Over the years, my boys gradually became taller, stronger, heavier. Tiny babies grew into unpredictable toddlers, schoolboys, athletes, rugby players, skiers, students, boyfriends, employees and sons I was proud of. And my love for them grew too. That love felt heavy and spilled over into tears as I watched them struggle with losing their father, a stepfather, lost loves, cope with disappointments, and changes that came unexpectedly. I also cried with the same heavy heartfelt love when they remembered their lines in a play, when they wrote their names in a Mother’s Day card, when they stood on the start line of a 100m, or when six year old Matt learned to ski or wobbled for the first time on his first two wheeled bike. The love welled up when they left for university; so much so that I had to stop the car round the corner and have a good cry and the same when they celebrated moving into their first flat, passed a driving test, or strode proudly across the stage to receive their degree certificates. My heart couldn’t have held any more love for them than it did but I carried the weight of that love easily, unnoticeably, lightly because I simply loved them. There were no conditions attached to that love, none at all.

And then, just when Mark himself had found true love in Taipei, when Matt had an excellent job in London, I had my first headship, David was in good health, and Mum was recovering from her stroke against all the odds, Mark died. Everything changed in an instant. And I mean everything.

Everything, except my love for Mark, for my child, my son. You see, it was unconditional. It didn’t depend on him being here, or there, in touch, or silent, physical or spiritual. My heart was still as full of love as it ever was, still heavy and brimming over. It was still there. It was just called a different name. And her name was Grief. I have lived with Grief/ Love for ten years now but just when I’d got used to the weight of her, adjusted to carrying her on my shoulders, to her brimming over into tears when the memories come, and his friends are in touch, when my friends say his name, I lost Matt too.
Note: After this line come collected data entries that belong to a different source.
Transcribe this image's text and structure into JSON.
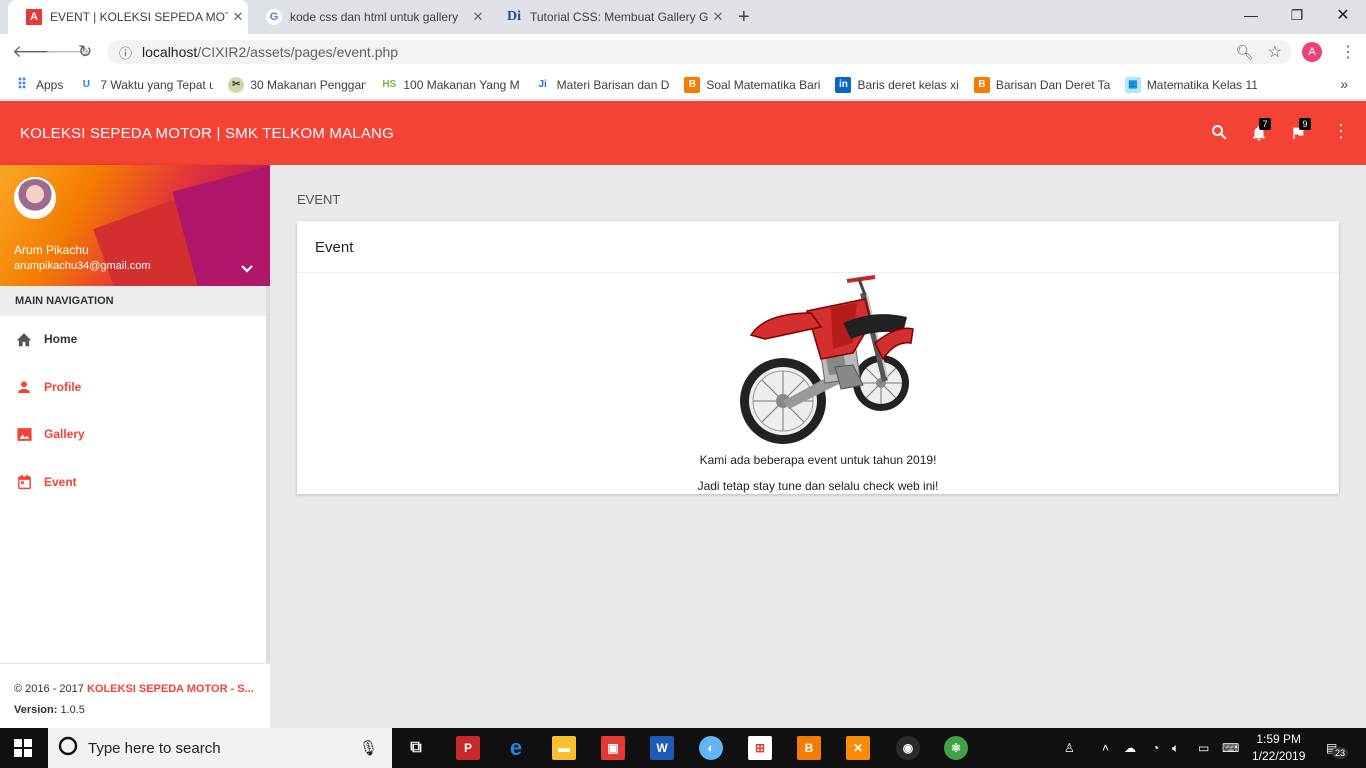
{
  "browser": {
    "tabs": [
      {
        "title": "EVENT | KOLEKSI SEPEDA MOTOR",
        "active": true
      },
      {
        "title": "kode css dan html untuk gallery",
        "active": false
      },
      {
        "title": "Tutorial CSS: Membuat Gallery G",
        "active": false
      }
    ],
    "new_tab": "+",
    "url_host": "localhost",
    "url_path": "/CIXIR2/assets/pages/event.php",
    "profile_initial": "A",
    "bookmarks": [
      "Apps",
      "7 Waktu yang Tepat u",
      "30 Makanan Penggan",
      "100 Makanan Yang M",
      "Materi Barisan dan D",
      "Soal Matematika Bari",
      "Baris deret kelas xi",
      "Barisan Dan Deret Ta",
      "Matematika Kelas 11"
    ],
    "bookmarks_more": "»"
  },
  "app": {
    "brand": "KOLEKSI SEPEDA MOTOR | SMK TELKOM MALANG",
    "notifications_count": "7",
    "flags_count": "9",
    "accent": "#f44336"
  },
  "user": {
    "name": "Arum Pikachu",
    "email": "arumpikachu34@gmail.com"
  },
  "sidebar": {
    "header": "MAIN NAVIGATION",
    "items": [
      {
        "label": "Home",
        "icon": "home-icon",
        "color": "#333333"
      },
      {
        "label": "Profile",
        "icon": "person-icon",
        "color": "#f44336"
      },
      {
        "label": "Gallery",
        "icon": "image-icon",
        "color": "#f44336"
      },
      {
        "label": "Event",
        "icon": "calendar-icon",
        "color": "#f44336"
      }
    ],
    "footer_copy": "© 2016 - 2017 ",
    "footer_brand": "KOLEKSI SEPEDA MOTOR - S...",
    "version_label": "Version:",
    "version_value": " 1.0.5"
  },
  "main": {
    "breadcrumb": "EVENT",
    "card_title": "Event",
    "line1": "Kami ada beberapa event untuk tahun 2019!",
    "line2": "Jadi tetap stay tune dan selalu check web ini!"
  },
  "taskbar": {
    "search_placeholder": "Type here to search",
    "time": "1:59 PM",
    "date": "1/22/2019",
    "notif_count": "23"
  }
}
And everything has now changed again.

And like our hearts expand to create space when a new baby arrives for the love to grow and fill up that space, my heart is adjusting again to carrying the love/ grief I feel for my second much loved boy. Some days it’s all too heavy for me to get comfortable enough to sleep, sometimes the weight of it exhausts me so greatly that I can’t get up from the sofa, or pick up a book, move my eyes across a page, press the kettle switch to on or press the dial buttons on the phone. Sometimes it’s so heavy it physically hurts my shoulders, my arms, my chest and my head. My eyes are sore and my skin is dry and and cracked, my nails broken. But this heaviness is all the unchanging love I continue to hold for Mark and Matt and, because it was, is and always will be unconditional, the grief won’t lighten or become less. Ever. It can’t be turned off or on, picked up or put down at will. It will always be this heavy, the same weight as my love for my boys, but, in time, I will bear its weight and learn to adjust to the heaviness of it again.

But right now, just eight months after losing Matt, yes, grief is definitely, unbearably heavy.

Diary of A Childless Parent – 7 months

A friend sent me a video of her two boys in their Nativity Concert at school yesterday. It was each class singing a carol, socially distanced of course, each song taking us thoughtfully, reflectively, joyfully and beautifully through the age old story, and it got me thinking about all the Christmas concerts, productions, and Nativities I have been involved in over my forty odd years in teaching.

This year, of course, there is probably no littlest angel, no brightest star, no little fir tree, no sparkle and shine or perfect present. Just simple carols sung in wobbly voices, if, in fact, the school has managed to do anything at all, in between, online teaching, washing hands and reminding children about keeping apart and coughing into their sleeves.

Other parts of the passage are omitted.